I think the big question for you. Is the add producing returns in traffic that justify the cost of the add? Conversions are your responsibility. Adds don't convert.
Posted 01 March 2010 - 12:23 AM
In the HTML/XHTML code behind your web pages that makes them work, when you add an image, you can add an alt attribute to the image source tag: alt="description of image"
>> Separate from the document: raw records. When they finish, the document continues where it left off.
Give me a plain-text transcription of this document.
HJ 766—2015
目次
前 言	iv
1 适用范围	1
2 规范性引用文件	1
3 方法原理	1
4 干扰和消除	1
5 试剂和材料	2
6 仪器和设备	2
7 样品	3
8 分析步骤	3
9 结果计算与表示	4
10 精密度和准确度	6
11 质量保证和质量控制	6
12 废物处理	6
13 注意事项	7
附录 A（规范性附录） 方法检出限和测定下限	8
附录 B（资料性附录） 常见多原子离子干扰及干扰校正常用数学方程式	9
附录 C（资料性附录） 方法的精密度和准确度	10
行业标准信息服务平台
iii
People who are blind or visually impaired, who use special reader software as well as those who are physically disabled, using special software or hardware to give them the ability to surf the net need the alt attribute in images so the software can interpret what the image actually is. It could be an image of something, or it could be a navigation or submit button. Because they can't actually "see" the image, alt attributes give them a way to figure out what the image actually is.
Google understands more about the image with the alt attribute attached, processing it as additional text on the page.
The importance of alt attributes:
(they call them alt tags, but the info is useful even if the terminology is not quite right)
Why do you have to justify this to your webmaster? You want your websites to be accessible to everyone, including the images and you want alt attributes describing the images in your pages.
For things like buttons or arrows in lists, you can add alt="" but for actual images with more meaning in the page, you should not leave this blank...if you are trying to make your website content accessible to everyone that might come across your website.